Отец высвобождает свою руку из дочкиных ладоней и кладет ее на стол. Несколько секунд, показавшихся Женевьеве вечностью, он, склонив голову, смотрит в пустую миску. Такое же сосредоточенное лицо у него было во время медицинских осмотров – он словно анализирует замеченные симптомы, обдумывает наиболее вероятный диагноз. Наконец он качает головой, прерывая молчание:
– Я всегда думал, что работа с умалишенными в один злосчастный день сведет с ума и тебя…
Женевьева холодеет. Ей хочется протянуть руку к отцу, но она не может пошевелиться.
– Папа…
– Я мог бы написать в Сальпетриер и рассказать им о том, что услышал от тебя. Но я так не поступлю, ибо ты моя дочь. Тем не менее я хочу, чтобы ты покинула этот дом.
– Почему вы меня прогоняете? Я вам доверилась…
– Ты говоришь о мертвой сестре. О мертвой, которая общается с тобой. Ты отдаешь себе в этом отчет?
– Папа, вы должны мне верить! Вы же знаете меня, вы должны понимать, что я не сумасшедшая.
– Вероятно, то же самое ты слышишь от сумасшедших в Сальпетриер с утра до вечера.

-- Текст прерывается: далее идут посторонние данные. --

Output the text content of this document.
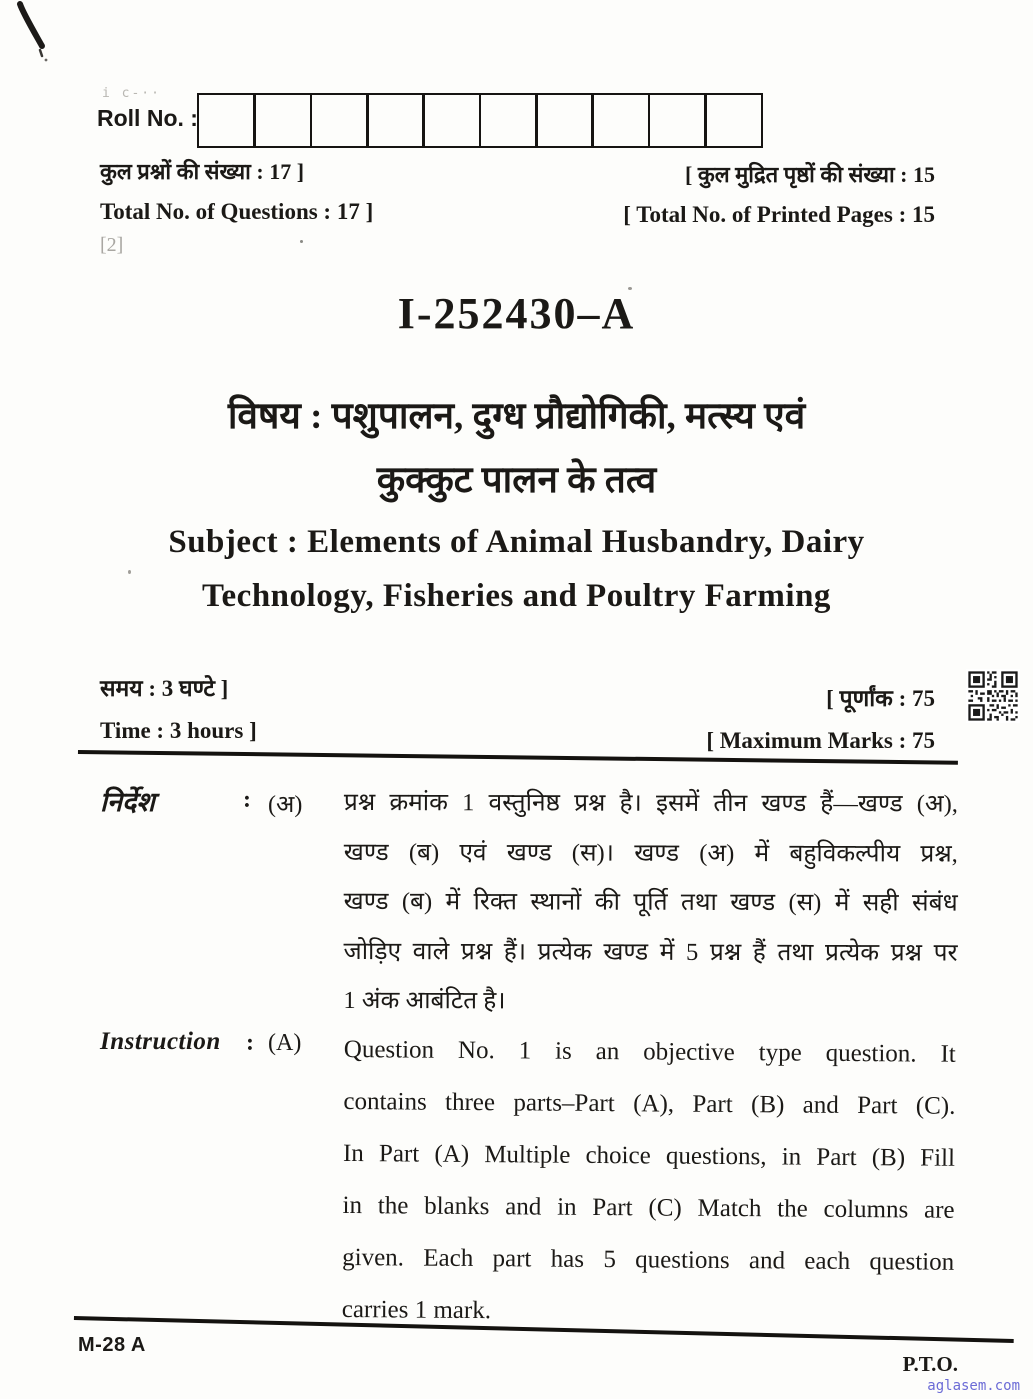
i c-··
Roll No. :
कुल प्रश्नों की संख्या : 17 ]
Total No. of Questions : 17 ]
[2]
[ कुल मुद्रित पृष्ठों की संख्या : 15
[ Total No. of Printed Pages : 15
I-252430–A
विषय : पशुपालन, दुग्ध प्रौद्योगिकी, मत्स्य एवं
कुक्कुट पालन के तत्व
Subject : Elements of Animal Husbandry, Dairy
Technology, Fisheries and Poultry Farming
समय : 3 घण्टे ]
Time : 3 hours ]
[ पूर्णांक : 75
[ Maximum Marks : 75
निर्देश	: (अ) प्रश्न क्रमांक 1 वस्तुनिष्ठ प्रश्न है। इसमें तीन खण्ड हैं—खण्ड (अ),
खण्ड (ब) एवं खण्ड (स)। खण्ड (अ) में बहुविकल्पीय प्रश्न,
खण्ड (ब) में रिक्त स्थानों की पूर्ति तथा खण्ड (स) में सही संबंध
जोड़िए वाले प्रश्न हैं। प्रत्येक खण्ड में 5 प्रश्न हैं तथा प्रत्येक प्रश्न पर
1 अंक आबंटित है।
Instruction : (A) Question No. 1 is an objective type question. It
contains three parts–Part (A), Part (B) and Part (C).
In Part (A) Multiple choice questions, in Part (B) Fill
in the blanks and in Part (C) Match the columns are
given. Each part has 5 questions and each question
carries 1 mark.
M-28 A
P.T.O.
aglasem.com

У Женевьевы кружится голова. От огня в очаге идет жар, она задыхается. Развернувшись на скамье спиной к столу, обводит взглядом кухню. Ничто здесь более не кажется привычным и родным – кастрюли, сложенные одна в другую на полу, полотенца на стенах, длинный деревянный стол, за которым в ее детстве проходили семейные трапезы с сестрой и родителями; даже старик по ту сторону стола представляется ей незнакомцем. Он вдруг становится похож на всех тех отцов, сидевших перед ней в рабочем кабинете, на чужих мужчин, исполненных презрения и стыда за собственных дочерей, которые им больше не нужны, на тех, кто без зазрения совести и без сожалений подписывал документы на госпитализацию своих детей, уже преданных ими забвению. Женевьева встает, но приступ головокружения заставляет ее пошатнуться, она задевает ступней за ножку стола, спотыкается и, выставив ладони вперед, упирается двумя руками в стену. Пытается выровнять дыхание и оборачивается к старику – тот сидит не шелохнувшись.
– Папа…
Теперь он соизволил поднять на нее взгляд. И этот взгляд Женевьева уже видела – у отцов, смотревших на своих дочерей, которые навсегда потеряли их доброе расположение.
Луизу трясут за плечо.
– Луиза, вставай. У тебя сеанс.
Вокруг медсестры, которая пытается разбудить девушку, уже просыпается дортуар. Женщины лениво выбираются из-под одеял, надевают платья, накидывают шали на плечи, вяло подбирают волосы в пучки и бредут в столовую. За окном третий день не утихает дождь. На лужайках парка прибавилось воды, по тропинкам она течет ручьями, на мокрых аллеях безлюдно.
– Луиза!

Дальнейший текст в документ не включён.